Malta has also submitted legal requests to the United Arab Emirates for information regarding possible payments from McBridge to Maltese politicians Schneebly and Mizzi. The requests also cited possible corruption as well as money laundering. The UAE told Malta that they had found no trace of McBridge’s company.

Payments

In June 2020, Reuters and the Times of Malta revealed that Fenech’s 17 Black had secretly profited $5 million from a wind farm project in Montenegro involving Shanghai Electric Power and Malta’s national power company, Enemalta, which Chen had promoted in a report to Enemalta’s board of directors, according to Enemalta’s internal audit.

In 2016,17 Black & Decker earned $5 million in profits from the wind farm. Two weeks before the payment date, in May of that year, Fenech’s company made the first of three payments to Dow Media, and two months later, a total of €1 million, according to bank records seen by Reuters and requests made to China by Maltese investigators through Interpol.

According to Accenture’s ethics manual, Chen’s disclosure of private business information could have gotten him into trouble at Accenture, where he had served as a director in its energy business. Accenture does not completely prohibit its employees from having private business interests, but it does warn of possible conflicts of interest, including using Accenture information or positions “for personal gain (or for the benefit of their family or close friends).

Asked about Chen’s ties to McBridge & Co. and Dow Media, and his relationships with Maltese business and political figures through those companies, Accenture said it was carefully reviewing the allegations. Shanghai Electric Power did not respond to questions about Chen’s role, and an Enemalta spokeswoman said that following an internal audit of the wind farm deal, “the report has been forwarded to the police to assist in any investigation and any further comment at this stage would be imprudent.”

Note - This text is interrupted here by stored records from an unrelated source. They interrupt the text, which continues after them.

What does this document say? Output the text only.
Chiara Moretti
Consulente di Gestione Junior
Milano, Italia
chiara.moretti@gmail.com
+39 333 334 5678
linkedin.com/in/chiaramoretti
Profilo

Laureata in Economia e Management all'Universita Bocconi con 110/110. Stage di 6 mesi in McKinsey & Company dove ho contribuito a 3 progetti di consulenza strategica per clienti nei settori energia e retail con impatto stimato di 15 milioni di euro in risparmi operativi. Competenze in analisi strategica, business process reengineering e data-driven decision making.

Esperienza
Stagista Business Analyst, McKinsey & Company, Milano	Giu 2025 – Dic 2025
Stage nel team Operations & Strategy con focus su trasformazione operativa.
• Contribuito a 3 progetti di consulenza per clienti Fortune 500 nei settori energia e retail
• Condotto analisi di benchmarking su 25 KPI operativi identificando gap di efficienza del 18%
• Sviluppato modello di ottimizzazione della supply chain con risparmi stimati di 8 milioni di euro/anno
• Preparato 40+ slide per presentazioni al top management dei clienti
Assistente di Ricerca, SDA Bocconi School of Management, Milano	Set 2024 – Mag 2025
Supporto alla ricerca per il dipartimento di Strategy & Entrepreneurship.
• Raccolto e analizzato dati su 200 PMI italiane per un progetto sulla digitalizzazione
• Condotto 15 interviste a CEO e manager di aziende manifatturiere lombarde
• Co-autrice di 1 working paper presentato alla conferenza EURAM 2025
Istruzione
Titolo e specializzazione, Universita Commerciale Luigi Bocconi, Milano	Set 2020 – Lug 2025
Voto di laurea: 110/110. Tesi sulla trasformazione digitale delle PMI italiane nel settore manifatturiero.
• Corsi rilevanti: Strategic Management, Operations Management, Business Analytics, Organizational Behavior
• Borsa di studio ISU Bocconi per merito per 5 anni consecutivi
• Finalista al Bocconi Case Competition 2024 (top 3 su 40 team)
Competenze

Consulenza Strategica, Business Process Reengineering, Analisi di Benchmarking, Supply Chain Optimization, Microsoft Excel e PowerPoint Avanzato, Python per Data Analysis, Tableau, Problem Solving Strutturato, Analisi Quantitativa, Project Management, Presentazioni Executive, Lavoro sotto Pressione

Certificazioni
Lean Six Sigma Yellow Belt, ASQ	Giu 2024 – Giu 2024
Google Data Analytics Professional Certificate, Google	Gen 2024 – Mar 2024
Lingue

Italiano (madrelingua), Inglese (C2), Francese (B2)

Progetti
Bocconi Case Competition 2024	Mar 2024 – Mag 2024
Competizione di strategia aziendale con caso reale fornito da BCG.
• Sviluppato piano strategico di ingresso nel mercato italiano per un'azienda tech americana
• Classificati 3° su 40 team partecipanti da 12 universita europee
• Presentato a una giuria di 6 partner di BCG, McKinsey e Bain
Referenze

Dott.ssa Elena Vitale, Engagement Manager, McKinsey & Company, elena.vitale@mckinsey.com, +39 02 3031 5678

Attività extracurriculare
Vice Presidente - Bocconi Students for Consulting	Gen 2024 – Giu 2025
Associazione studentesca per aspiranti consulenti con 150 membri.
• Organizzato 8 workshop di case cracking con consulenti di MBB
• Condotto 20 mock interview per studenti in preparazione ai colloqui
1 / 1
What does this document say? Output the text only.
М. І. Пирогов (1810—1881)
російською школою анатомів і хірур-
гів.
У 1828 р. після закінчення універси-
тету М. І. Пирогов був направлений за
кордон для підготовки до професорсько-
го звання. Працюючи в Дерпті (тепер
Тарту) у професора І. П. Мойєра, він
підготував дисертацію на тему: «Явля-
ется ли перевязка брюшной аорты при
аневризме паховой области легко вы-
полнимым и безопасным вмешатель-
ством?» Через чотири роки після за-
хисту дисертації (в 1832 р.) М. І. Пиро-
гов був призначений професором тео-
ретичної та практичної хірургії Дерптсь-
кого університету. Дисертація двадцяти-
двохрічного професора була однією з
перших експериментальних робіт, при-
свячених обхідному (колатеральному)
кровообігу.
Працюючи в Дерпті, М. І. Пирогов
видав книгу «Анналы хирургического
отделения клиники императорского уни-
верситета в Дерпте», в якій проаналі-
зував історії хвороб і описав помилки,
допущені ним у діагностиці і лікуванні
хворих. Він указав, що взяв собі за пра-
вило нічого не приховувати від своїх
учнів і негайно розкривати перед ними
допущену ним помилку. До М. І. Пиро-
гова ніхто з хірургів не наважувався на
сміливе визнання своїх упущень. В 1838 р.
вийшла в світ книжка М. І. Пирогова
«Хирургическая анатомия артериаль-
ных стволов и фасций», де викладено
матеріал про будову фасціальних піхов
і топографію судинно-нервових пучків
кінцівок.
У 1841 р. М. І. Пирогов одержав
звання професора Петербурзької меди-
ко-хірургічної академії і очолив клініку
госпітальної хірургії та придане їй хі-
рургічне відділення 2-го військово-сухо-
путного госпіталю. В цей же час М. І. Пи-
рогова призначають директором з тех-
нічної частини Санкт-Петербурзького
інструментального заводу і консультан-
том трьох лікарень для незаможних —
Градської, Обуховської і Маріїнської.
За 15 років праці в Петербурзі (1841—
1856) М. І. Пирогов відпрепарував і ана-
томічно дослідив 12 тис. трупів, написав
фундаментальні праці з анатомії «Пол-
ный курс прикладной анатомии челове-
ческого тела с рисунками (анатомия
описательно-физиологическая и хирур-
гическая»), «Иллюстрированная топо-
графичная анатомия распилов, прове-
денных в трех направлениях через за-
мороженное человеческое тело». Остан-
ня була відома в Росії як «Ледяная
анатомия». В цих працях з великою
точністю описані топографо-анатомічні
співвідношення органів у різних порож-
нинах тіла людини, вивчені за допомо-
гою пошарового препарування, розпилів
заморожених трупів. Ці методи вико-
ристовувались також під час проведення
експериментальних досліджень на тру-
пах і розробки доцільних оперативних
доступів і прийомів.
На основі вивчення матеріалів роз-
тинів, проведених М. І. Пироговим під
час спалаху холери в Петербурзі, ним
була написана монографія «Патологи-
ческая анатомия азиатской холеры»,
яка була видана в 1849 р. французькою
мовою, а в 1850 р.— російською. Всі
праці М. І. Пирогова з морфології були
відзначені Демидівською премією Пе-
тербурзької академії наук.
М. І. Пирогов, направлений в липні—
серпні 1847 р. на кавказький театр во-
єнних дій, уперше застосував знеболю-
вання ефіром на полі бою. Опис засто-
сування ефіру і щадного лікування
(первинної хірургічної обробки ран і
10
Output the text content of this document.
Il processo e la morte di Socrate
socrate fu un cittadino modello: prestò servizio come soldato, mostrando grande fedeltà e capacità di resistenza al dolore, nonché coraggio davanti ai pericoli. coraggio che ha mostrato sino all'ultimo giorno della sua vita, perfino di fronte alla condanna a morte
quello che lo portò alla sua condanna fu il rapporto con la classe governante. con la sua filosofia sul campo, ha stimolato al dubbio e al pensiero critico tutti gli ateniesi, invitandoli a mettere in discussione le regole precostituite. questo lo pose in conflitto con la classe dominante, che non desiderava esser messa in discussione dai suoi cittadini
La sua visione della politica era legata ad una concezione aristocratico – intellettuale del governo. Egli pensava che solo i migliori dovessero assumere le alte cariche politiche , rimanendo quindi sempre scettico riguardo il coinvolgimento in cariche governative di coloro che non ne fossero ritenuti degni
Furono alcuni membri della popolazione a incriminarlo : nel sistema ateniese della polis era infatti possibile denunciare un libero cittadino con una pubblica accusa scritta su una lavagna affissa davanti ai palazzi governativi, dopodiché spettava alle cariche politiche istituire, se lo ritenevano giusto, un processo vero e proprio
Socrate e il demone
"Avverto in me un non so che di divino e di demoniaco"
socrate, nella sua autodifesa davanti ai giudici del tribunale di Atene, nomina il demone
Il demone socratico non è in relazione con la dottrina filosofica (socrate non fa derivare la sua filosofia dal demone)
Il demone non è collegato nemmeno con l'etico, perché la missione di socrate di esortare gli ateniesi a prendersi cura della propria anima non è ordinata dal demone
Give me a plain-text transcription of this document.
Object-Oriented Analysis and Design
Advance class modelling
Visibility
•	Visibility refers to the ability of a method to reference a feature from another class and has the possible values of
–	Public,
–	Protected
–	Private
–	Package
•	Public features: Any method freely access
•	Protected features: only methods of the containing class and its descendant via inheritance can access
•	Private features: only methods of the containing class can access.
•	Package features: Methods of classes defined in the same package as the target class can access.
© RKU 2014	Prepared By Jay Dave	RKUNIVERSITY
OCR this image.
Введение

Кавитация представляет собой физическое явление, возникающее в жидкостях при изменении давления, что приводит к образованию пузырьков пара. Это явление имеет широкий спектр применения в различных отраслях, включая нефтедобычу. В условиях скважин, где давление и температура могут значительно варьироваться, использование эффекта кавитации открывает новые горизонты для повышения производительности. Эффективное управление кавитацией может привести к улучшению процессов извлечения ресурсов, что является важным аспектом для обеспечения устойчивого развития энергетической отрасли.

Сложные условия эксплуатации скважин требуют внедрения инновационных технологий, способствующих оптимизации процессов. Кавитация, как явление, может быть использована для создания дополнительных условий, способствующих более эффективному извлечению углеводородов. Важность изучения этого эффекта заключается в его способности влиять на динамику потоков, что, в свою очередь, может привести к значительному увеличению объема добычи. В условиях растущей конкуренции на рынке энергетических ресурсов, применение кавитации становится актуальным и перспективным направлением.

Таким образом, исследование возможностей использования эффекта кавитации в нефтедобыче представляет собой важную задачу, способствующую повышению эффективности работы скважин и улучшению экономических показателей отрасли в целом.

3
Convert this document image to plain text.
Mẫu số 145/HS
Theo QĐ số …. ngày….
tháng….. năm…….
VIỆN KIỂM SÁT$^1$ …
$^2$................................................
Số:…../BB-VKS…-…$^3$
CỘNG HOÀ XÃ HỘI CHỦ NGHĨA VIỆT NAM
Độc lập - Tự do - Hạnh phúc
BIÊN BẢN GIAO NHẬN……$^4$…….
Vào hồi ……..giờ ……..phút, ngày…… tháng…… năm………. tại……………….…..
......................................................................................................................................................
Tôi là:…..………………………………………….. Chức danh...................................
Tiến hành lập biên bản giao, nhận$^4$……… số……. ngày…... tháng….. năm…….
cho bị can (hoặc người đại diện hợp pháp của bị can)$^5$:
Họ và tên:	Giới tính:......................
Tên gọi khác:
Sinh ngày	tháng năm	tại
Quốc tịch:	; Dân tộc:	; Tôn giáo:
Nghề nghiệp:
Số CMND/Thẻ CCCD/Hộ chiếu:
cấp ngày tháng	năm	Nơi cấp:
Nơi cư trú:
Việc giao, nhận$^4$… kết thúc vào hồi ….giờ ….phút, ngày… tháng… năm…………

Swiftly Launching Investigations

In Malta, revelations of ties to the Chinese Communist Party could trigger a series of official corruption investigations, including a public inquiry into the events leading to the death of Caruana Galizia, a judicial inquiry into 17 Black, a judicial inquiry into the Montenegrin wind farm deal, and investigations by the Malta Police Service’s Financial Crimes Unit into 17 Black, McBridge and broader corruption allegations conducted by the Financial Crimes Division of the Malta Police Service.

In the Republic of Montenegro, a judicial investigation was triggered by a Reuters expose last year on 17 Black’s role in wind farm financing. The same report also led to the expulsion of former Energy Minister Conrad Mizzi from the Malta Labour Party. Former Maltese Prime Minister Joseph Muscat has said he is not aware of any business dealings between Mizzi and Shibley.